At the same time, parents and others who are fed up with the way the schools have been treated by the city and the state have been getting themselves arrested in a series of protest demonstrations outside City Hall.

It's getting increasingly difficult to be optimistic about the schools. No one is homing in on the fundamental problem, which is figuring out ways to substantially improve the ability of students to read and do math.

One of the parents arrested last week was Larry Wood, an activist and organizer from the Upper West Side. "The quality of education received by New York City's children affects the quality of life of all New Yorkers, now and in the future," he said. "We know from our experience as parents that most children do not receive even a basic education in public school today."

Enough, said Mr. Wood, is enough. "No more excuses. New York City can and must do better for its children."

It's a sentiment with which I agree. But I don't see it happening. I don't think there will be much improvement in the schools at all over the next two or three years.

What very few politicians will acknowledge publicly is that the schools in New York City are starved for funds. This is an absolutely crucial point, because it is just about impossible to get a starving organism to perform better.

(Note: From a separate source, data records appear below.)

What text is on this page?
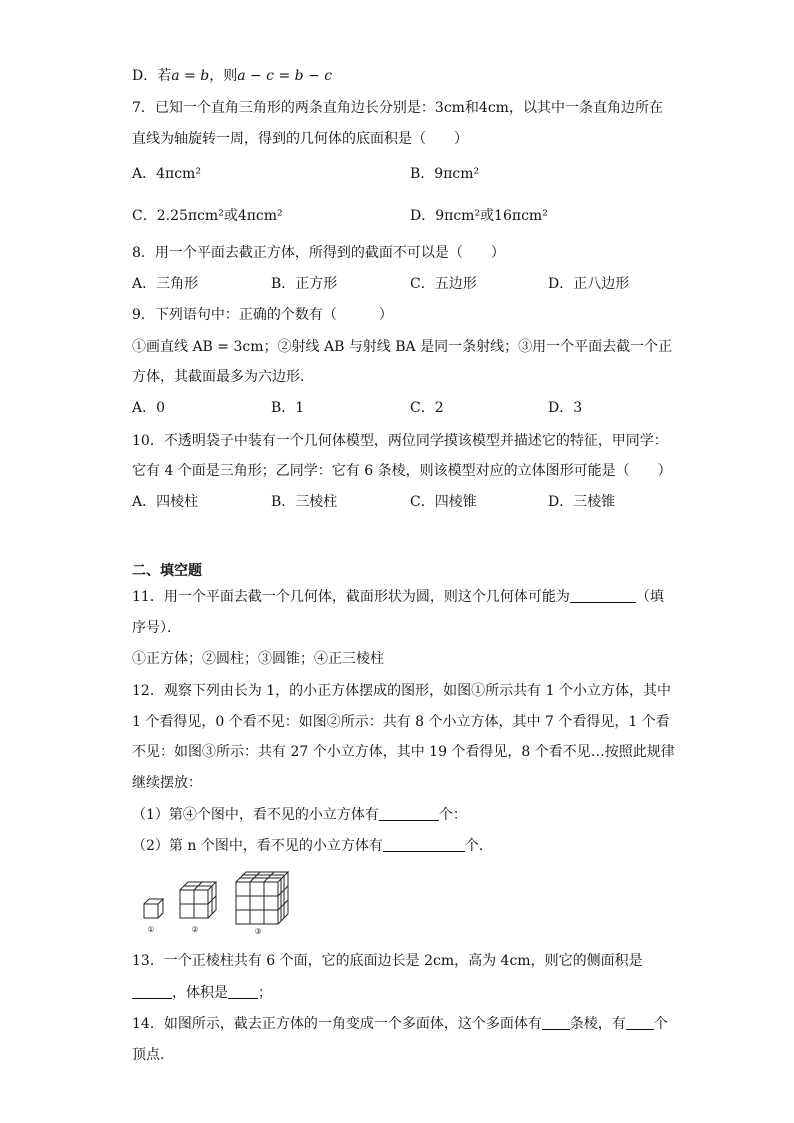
D．若a = b，则a − c = b − c
7．已知一个直角三角形的两条直角边长分别是：3cm和4cm，以其中一条直角边所在
直线为轴旋转一周，得到的几何体的底面积是（　　）
A．4πcm²	B．9πcm²
C．2.25πcm²或4πcm²	D．9πcm²或16πcm²
8．用一个平面去截正方体，所得到的截面不可以是（　　）
A．三角形	B．正方形	C．五边形	D．正八边形
9．下列语句中：正确的个数有（　　　）
①画直线 AB = 3cm；②射线 AB 与射线 BA 是同一条射线；③用一个平面去截一个正
方体，其截面最多为六边形．
A．0	B．1	C．2	D．3
10．不透明袋子中装有一个几何体模型，两位同学摸该模型并描述它的特征，甲同学：
它有 4 个面是三角形；乙同学：它有 6 条棱，则该模型对应的立体图形可能是（　　）
A．四棱柱	B．三棱柱	C．四棱锥	D．三棱锥
二、填空题
11．用一个平面去截一个几何体，截面形状为圆，则这个几何体可能为	（填
序号）．
①正方体；②圆柱；③圆锥；④正三棱柱
12．观察下列由长为 1，的小正方体摆成的图形，如图①所示共有 1 个小立方体，其中
1 个看得见，0 个看不见：如图②所示：共有 8 个小立方体，其中 7 个看得见，1 个看
不见：如图③所示：共有 27 个小立方体，其中 19 个看得见，8 个看不见…按照此规律
继续摆放：
（1）第④个图中，看不见的小立方体有	个：
（2）第 n 个图中，看不见的小立方体有	个．
①	②	③
13．一个正棱柱共有 6 个面，它的底面边长是 2cm，高为 4cm，则它的侧面积是
，体积是 ；
14．如图所示，截去正方体的一角变成一个多面体，这个多面体有 条棱，有 个
顶点．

The city's public school students have to put up with crumbling school buildings, overcrowded classrooms, chronic shortages of textbooks and supplies, demoralizing shortages of qualified teachers, science classes that don't have beakers, Bunsen burners, beam balances or microscopes — you name it, New York City kids haven't got it.

This is wrong.

It is also illegal. In a landmark ruling in January 2001, a State Supreme Court justice, Leland DeGrasse, declared that the state's method of financing public schools was unfair to New York City students. He struck down the financing system, saying it deprived city students of the "sound, basic education" guaranteed by the State Constitution.

"The majority of the city's public school students leave high school unprepared for more than low-paying work, unprepared for college and unprepared for the duties placed upon them by a democratic society," wrote Justice DeGrasse. "The schools have broken a covenant with students, and with society."

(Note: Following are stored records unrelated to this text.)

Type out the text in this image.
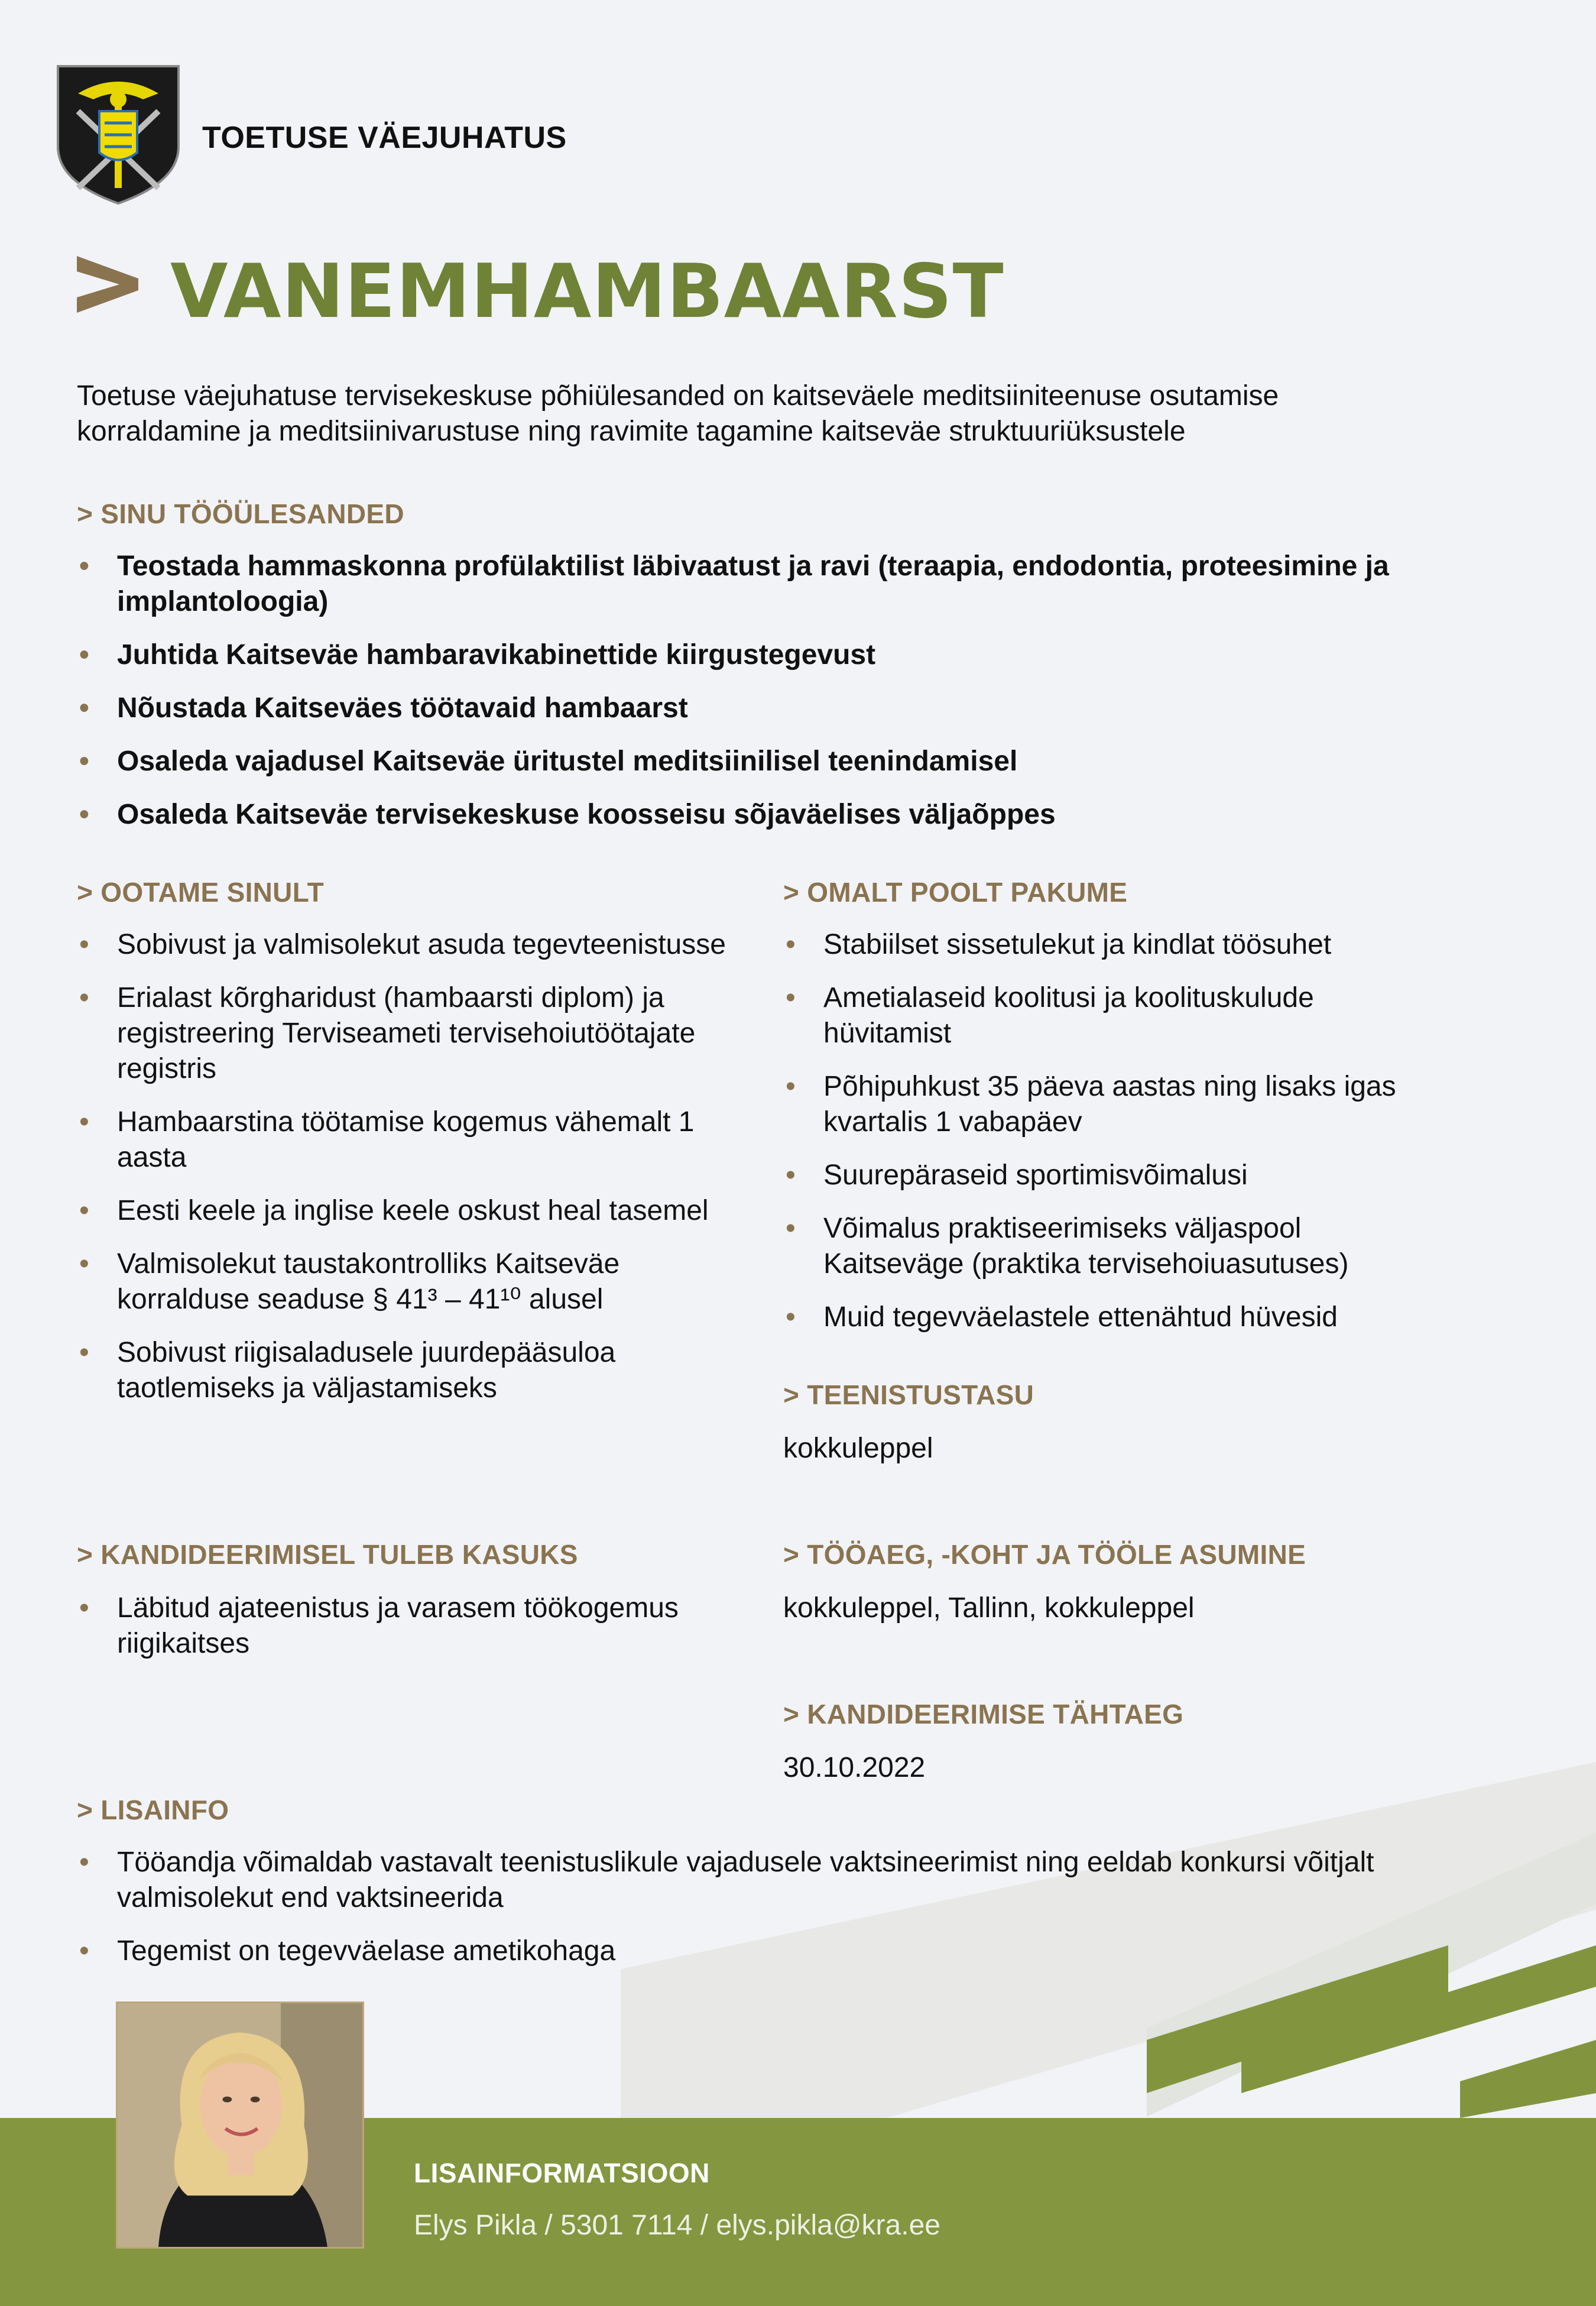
TOETUSE VÄEJUHATUS
VANEMHAMBAARST
Toetuse väejuhatuse tervisekeskuse põhiülesanded on kaitseväele meditsiiniteenuse osutamise korraldamine ja meditsiinivarustuse ning ravimite tagamine kaitseväe struktuuriüksustele
> SINU TÖÖÜLESANDED
• Teostada hammaskonna profülaktilist läbivaatust ja ravi (teraapia, endodontia, proteesimine ja implantoloogia)
• Juhtida Kaitseväe hambaravikabinettide kiirgustegevust
• Nõustada Kaitseväes töötavaid hambaarst
• Osaleda vajadusel Kaitseväe üritustel meditsiinilisel teenindamisel
• Osaleda Kaitseväe tervisekeskuse koosseisu sõjaväelises väljaõppes
> OOTAME SINULT
• Sobivust ja valmisolekut asuda tegevteenistusse
• Erialast kõrgharidust (hambaarsti diplom) ja registreering Terviseameti tervisehoiutöötajate registris
• Hambaarstina töötamise kogemus vähemalt 1 aasta
• Eesti keele ja inglise keele oskust heal tasemel
• Valmisolekut taustakontrolliks Kaitseväe korralduse seaduse § 41³ – 41¹⁰ alusel
• Sobivust riigisaladusele juurdepääsuloa taotlemiseks ja väljastamiseks
> OMALT POOLT PAKUME
• Stabiilset sissetulekut ja kindlat töösuhet
• Ametialaseid koolitusi ja koolituskulude hüvitamist
• Põhipuhkust 35 päeva aastas ning lisaks igas kvartalis 1 vabapäev
• Suurepäraseid sportimisvõimalusi
• Võimalus praktiseerimiseks väljaspool Kaitseväge (praktika tervisehoiuasutuses)
• Muid tegevväelastele ettenähtud hüvesid
> TEENISTUSTASU
kokkuleppel
> KANDIDEERIMISEL TULEB KASUKS
• Läbitud ajateenistus ja varasem töökogemus riigikaitses
> TÖÖAEG, -KOHT JA TÖÖLE ASUMINE
kokkuleppel, Tallinn, kokkuleppel
> KANDIDEERIMISE TÄHTAEG
30.10.2022
> LISAINFO
• Tööandja võimaldab vastavalt teenistuslikule vajadusele vaktsineerimist ning eeldab konkursi võitjalt valmisolekut end vaktsineerida
• Tegemist on tegevväelase ametikohaga
LISAINFORMATSIOON
Elys Pikla / 5301 7114 / elys.pikla@kra.ee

He ordered the state to develop a new method of financing.

This was the kind of decision that everyone should have rallied around, because everyone understood, deep in their hearts, that Justice DeGrasse's detailed analysis of the financing inequities was right on.

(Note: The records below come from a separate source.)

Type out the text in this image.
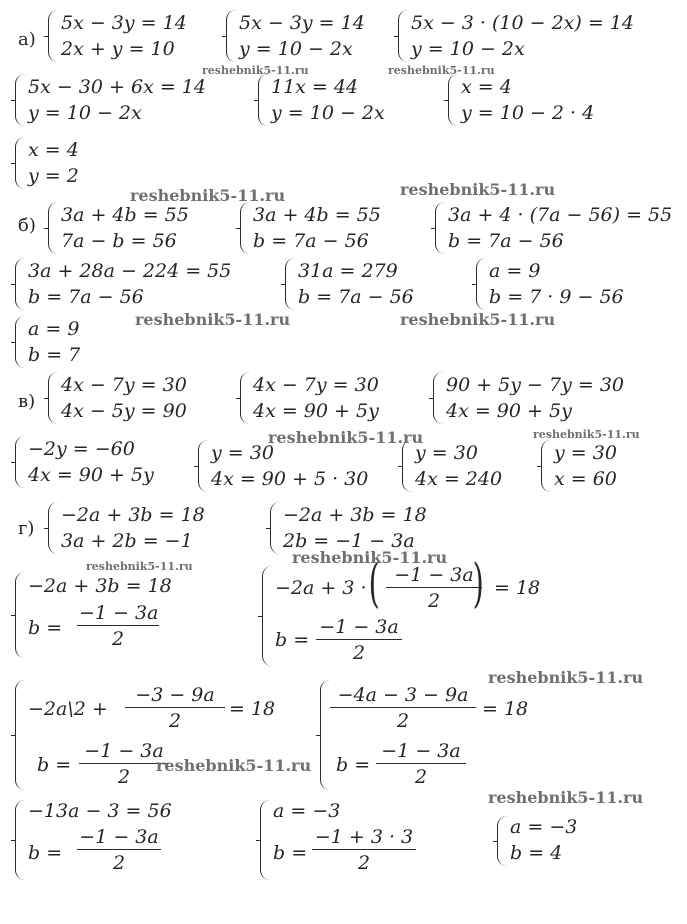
а)
б)
в)
г)
5x − 3y = 14
2x + y = 10
5x − 3y = 14
y = 10 − 2x
5x − 3 · (10 − 2x) = 14
y = 10 − 2x
5x − 30 + 6x = 14
y = 10 − 2x
11x = 44
y = 10 − 2x
x = 4
y = 10 − 2 · 4
x = 4
y = 2
3a + 4b = 55
7a − b = 56
3a + 4b = 55
b = 7a − 56
3a + 4 · (7a − 56) = 55
b = 7a − 56
3a + 28a − 224 = 55
b = 7a − 56
31a = 279
b = 7a − 56
a = 9
b = 7 · 9 − 56
a = 9
b = 7
4x − 7y = 30
4x − 5y = 90
4x − 7y = 30
4x = 90 + 5y
90 + 5y − 7y = 30
4x = 90 + 5y
−2y = −60
4x = 90 + 5y
y = 30
4x = 90 + 5 · 30
y = 30
4x = 240
y = 30
x = 60
−2a + 3b = 18
3a + 2b = −1
−2a + 3b = 18
2b = −1 − 3a
−2a + 3b = 18
$b = \frac{-1 - 3a}{2}$
−2a + 3 · ( $\frac{-1 - 3a}{2}$
) = 18
$b = \frac{-1 - 3a}{2}$
−2a\2 + $\frac{-3 - 9a}{2} = 18$
$b = \frac{-1 - 3a}{2}$
$\frac{-4a - 3 - 9a}{2} = 18$
$b = \frac{-1 - 3a}{2}$
−13a − 3 = 56
$b = \frac{-1 - 3a}{2}$
a = −3
$b = \frac{-1 + 3 \cdot 3}{2}$	a = −3
b = 4
reshebnik5-11.ru	reshebnik5-11.ru
reshebnik5-11.ru	reshebnik5-11.ru
reshebnik5-11.ru	reshebnik5-11.ru
reshebnik5-11.ru	reshebnik5-11.ru
reshebnik5-11.ru	reshebnik5-11.ru
reshebnik5-11.ru
reshebnik5-11.ru
reshebnik5-11.ru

But that, of course, didn't happen. Instead, people ran for cover. And Gov. George Pataki, to his everlasting shame, announced less than a week later that the state would appeal the ruling. That appeal is still pending, which means the kids in New York City continue to suffer the devastating consequences of attending schools that are drastically underfinanced.

And while Mayor Bloomberg has been willing to fight vigorously for personal control of the school system, he has also shown an appalling willingness to bleed the system of municipal funding. With friends like Pataki and Bloomberg, New York City schoolkids don't have to bother scouring their neighborhoods for enemies.

Friday was the 48th anniversary of the historic Brown v. Board of Education decision that outlawed segregation in the public schools. The Brown decision asserted that "separate educational facilities are inherently unequal."

In many ways New York City students, of all colors, are treated the way black students were treated in the pre-Brown era. They are measured against standards that are the same for all. But they are not given the fundamental educational tools that are necessary to reach such high levels of competence.

It's a Catch-22 that we need to acknowledge and, once and for all, get rid of.